As the electronics and IT industry, including smartphones, home appliances and TVs, grapples with a memory chip shortage, the hardest hit sector is gaming. The launch timing of PlayStation 6 (PS6), the core of Sony's gaming business, is reportedly likely to be pushed back to 2028 or 2029, and Valve, which runs Steam, the world's largest gaming platform, has also sounded the alarm on releasing various gaming devices, including the "Steam Machine," due to a surge in memory prices.
The damage has begun to extend beyond gaming hardware to the industry itself. Analysts say rising memory and storage prices are slowing the sector's growth by lifting costs not only for hardware but also for software, subscription services, peripherals and development. The explanation is that the memory shortage is no longer just a device problem but a variable shaking the entire platform's pricing structure.
According to the industry on the 16th, major overseas game device manufacturers are minimizing the hit by readjusting game prices, subscription fees and peripheral prices instead of swallowing higher hardware costs caused by memory price hikes. The resulting knock-on effects are even undermining growth engines in software, such as new game development and service expansion.

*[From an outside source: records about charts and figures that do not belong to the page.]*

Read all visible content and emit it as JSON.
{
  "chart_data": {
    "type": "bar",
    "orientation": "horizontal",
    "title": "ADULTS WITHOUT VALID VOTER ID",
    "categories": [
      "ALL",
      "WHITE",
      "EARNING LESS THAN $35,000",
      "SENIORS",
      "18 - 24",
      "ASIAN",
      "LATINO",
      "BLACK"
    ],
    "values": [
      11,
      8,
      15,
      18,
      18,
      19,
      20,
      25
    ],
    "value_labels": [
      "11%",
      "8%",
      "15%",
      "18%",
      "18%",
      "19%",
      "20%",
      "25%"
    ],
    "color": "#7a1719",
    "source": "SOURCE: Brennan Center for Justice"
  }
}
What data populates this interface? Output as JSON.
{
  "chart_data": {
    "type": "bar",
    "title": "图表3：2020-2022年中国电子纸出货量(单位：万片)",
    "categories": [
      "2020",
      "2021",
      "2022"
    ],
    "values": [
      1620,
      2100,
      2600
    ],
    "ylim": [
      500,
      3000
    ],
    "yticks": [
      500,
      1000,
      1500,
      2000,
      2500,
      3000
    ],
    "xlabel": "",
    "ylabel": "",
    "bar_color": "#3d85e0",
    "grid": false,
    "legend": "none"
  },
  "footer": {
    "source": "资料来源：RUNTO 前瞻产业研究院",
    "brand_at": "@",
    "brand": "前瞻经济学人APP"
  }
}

First, supply is slowing for high-demand product lines such as PlayStation, Xbox, Switch and Steam Machine. Nvidia earlier predicted that the semiconductor shortage affecting game devices could persist through the end of this year, and said the fallout burdens not only its own gaming business but the global console market as a whole. Market research firm TrendForce also forecast the console market could shrink 4.4% in 2026.
Game title sales are also feeling the impact. According to Bloomberg and other foreign media, storage capacity issues on Nintendo Switch 2 are dampening demand for game software. In particular, the sharp rise in NAND flash prices has driven up the expense of external storage devices, making users with limited internal storage more cautious about buying games, which in turn is curbing consumption.
The expense structure of major game developers at home and abroad is also worsening. Market research firm Omdia noted that as artificial intelligence (AI) and games compete for data center resources, server and cloud infrastructure expense will become a key burden for game studios in 2026. That means companies with a high share of live-service games, multiplayer servers and large-scale backend operations could take a bigger indirect hit from the memory shortage.
According to market research firm Counterpoint Research, contract prices for memory chips in the first quarter this year have surged at an unprecedented pace, rising 130% to 180% from the previous quarter after Lunar New Year. Of this, server DRAM and high-bandwidth memory (HBM) account for 60% of total sales. In other words, high-priced server memory and AI memory within the memory chip segment are driving the steep price gains.
An official at a major Korean game company said, "The memory chip shortage is proving to be a cost shock across the gaming market that could extend beyond supply disruptions for game devices to price hikes for consoles and PCs, a shrinkage of entry-level devices, readjustments to game, subscription and peripheral prices, a slowdown in software sales due to storage burdens, and even rising server expense."